Strategi perlawanan kami ini perlu waktu dan melelahkan. Karena tidak jarang dalam kurun waktu belajar ada orangtua yang semula sepaham dengan kami dalam melihat hasil belajar menjadi berubah paradigmanya karena kenyataan yang hidup di masyarakat. Tetapi dengan tidak putus-putusnya kami berkomunikasi kepada orangtua bahwa siswa yang menjadi pemimpin upacara, berani berargumentasi, senyum sapa, membuka web site sesuai dengan keperluannya atau hal positif yang melekat pada diri seseorang adalah juga hasil belajar. Sehingga nilai ujian tidak sama dengan hasil belajar. Nilai ujian adalah salah satu hasil belajar atau sebagai bagian dari hasil belajar.

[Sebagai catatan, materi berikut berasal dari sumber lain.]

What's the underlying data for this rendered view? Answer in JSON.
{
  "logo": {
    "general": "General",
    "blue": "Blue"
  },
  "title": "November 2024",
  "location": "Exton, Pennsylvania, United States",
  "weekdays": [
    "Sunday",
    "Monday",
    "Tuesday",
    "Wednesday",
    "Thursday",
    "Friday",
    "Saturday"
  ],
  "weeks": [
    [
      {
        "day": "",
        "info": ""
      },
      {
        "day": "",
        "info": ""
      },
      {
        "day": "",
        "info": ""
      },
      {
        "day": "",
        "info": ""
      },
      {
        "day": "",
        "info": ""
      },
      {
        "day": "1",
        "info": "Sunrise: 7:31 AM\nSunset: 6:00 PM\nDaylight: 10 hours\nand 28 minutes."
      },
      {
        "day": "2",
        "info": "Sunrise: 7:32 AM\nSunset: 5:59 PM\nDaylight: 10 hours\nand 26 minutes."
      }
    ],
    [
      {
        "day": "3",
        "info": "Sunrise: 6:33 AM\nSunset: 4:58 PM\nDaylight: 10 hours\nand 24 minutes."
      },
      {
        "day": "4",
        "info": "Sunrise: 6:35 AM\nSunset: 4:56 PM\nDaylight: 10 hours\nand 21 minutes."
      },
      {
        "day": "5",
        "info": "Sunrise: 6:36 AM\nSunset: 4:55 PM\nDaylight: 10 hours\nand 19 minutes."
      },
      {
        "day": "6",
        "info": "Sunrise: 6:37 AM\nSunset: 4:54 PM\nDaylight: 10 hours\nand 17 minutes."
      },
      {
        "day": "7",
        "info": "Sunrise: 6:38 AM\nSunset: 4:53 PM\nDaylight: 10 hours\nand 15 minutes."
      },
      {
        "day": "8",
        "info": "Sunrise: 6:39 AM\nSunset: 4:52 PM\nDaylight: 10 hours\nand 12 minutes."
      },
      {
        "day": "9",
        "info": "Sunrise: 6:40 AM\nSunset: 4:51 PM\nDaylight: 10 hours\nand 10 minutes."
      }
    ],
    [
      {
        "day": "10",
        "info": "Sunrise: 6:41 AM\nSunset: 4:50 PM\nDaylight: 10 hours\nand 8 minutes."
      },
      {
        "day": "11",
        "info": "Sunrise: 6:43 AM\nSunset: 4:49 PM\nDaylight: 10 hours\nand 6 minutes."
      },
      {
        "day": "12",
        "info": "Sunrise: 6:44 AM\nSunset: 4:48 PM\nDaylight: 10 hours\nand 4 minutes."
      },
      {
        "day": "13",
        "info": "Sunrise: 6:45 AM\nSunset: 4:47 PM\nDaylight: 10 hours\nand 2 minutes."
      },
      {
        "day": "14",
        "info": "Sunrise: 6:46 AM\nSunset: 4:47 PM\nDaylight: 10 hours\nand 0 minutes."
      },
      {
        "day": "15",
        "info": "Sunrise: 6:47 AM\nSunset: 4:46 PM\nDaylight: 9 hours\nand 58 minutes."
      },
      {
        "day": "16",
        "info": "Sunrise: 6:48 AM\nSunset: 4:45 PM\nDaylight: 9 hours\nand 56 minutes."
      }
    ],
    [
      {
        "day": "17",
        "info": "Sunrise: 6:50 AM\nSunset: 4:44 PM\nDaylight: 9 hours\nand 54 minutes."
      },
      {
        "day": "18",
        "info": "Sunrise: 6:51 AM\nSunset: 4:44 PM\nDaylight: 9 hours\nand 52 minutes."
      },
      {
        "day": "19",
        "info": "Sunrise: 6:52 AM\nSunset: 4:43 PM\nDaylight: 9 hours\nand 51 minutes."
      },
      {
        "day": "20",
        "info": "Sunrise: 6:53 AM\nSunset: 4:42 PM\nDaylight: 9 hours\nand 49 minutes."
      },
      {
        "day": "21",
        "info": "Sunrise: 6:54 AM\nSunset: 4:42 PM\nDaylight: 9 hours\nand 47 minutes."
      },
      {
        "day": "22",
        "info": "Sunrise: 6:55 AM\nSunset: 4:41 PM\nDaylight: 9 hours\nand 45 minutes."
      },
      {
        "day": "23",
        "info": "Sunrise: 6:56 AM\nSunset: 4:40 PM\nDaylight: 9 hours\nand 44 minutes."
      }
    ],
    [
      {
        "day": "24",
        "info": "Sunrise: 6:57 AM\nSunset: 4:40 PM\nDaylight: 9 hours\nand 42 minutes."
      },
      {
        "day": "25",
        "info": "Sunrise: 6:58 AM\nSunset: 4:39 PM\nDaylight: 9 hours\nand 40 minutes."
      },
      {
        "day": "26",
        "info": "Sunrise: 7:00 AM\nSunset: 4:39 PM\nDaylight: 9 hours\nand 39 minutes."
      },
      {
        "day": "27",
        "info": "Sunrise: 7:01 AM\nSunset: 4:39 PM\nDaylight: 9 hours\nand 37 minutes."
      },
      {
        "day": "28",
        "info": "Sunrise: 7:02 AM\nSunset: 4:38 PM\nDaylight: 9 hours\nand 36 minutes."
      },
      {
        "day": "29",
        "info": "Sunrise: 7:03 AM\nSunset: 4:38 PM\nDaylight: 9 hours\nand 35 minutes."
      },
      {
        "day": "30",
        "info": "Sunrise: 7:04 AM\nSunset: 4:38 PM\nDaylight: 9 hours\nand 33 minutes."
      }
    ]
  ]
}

Apakah kami tidak menyiapkan siswa untuk berhasil menghadapi ujian? Tidak. Kami tetap berkonsentrasi dalam menghadapi ujian. Tetapi kami akan melakukannya tidak dengan cara membabi buta dalam pola belajar copy-test-correction (CTC). Karena tugas guru lebih luhur dari pada sekedar sebagai tukang foto copy soal latihan, memberikan tes kepada siswa, dan mengoreksi soal setelah membahas bersama. Dan siswa jauh lebih diberdayakan jika ia diberikan kesempatan untuk melakukan eksplorasi dengan cara pencarian dan penemuan informasi, pengumpulan informasi, pengelompokkan informasi, menganalisa, menjustifikasi, menyimpulkan, mengevaluasi. Lebih-lebih bagi sekolah yang memang seluruh siswanya saat penjaringan memiliki rata-rata nilai Ujian Nasional 9!

Dengan demikian maka perlawanan kami adalah pemberdayaan masyarakat tentang esensi belajar, tentang proses belajar, dan tentang hasil belajar. Tanpa itu maka kita akan terus menerus berkubang pada pola pembelajaran CTC tersebut di atas. Dan jika itu yang dilakukan, maka untuk apa perguruan tinggi keguruan didirikan? Masih perlukah kita pada sarjana pendidikan?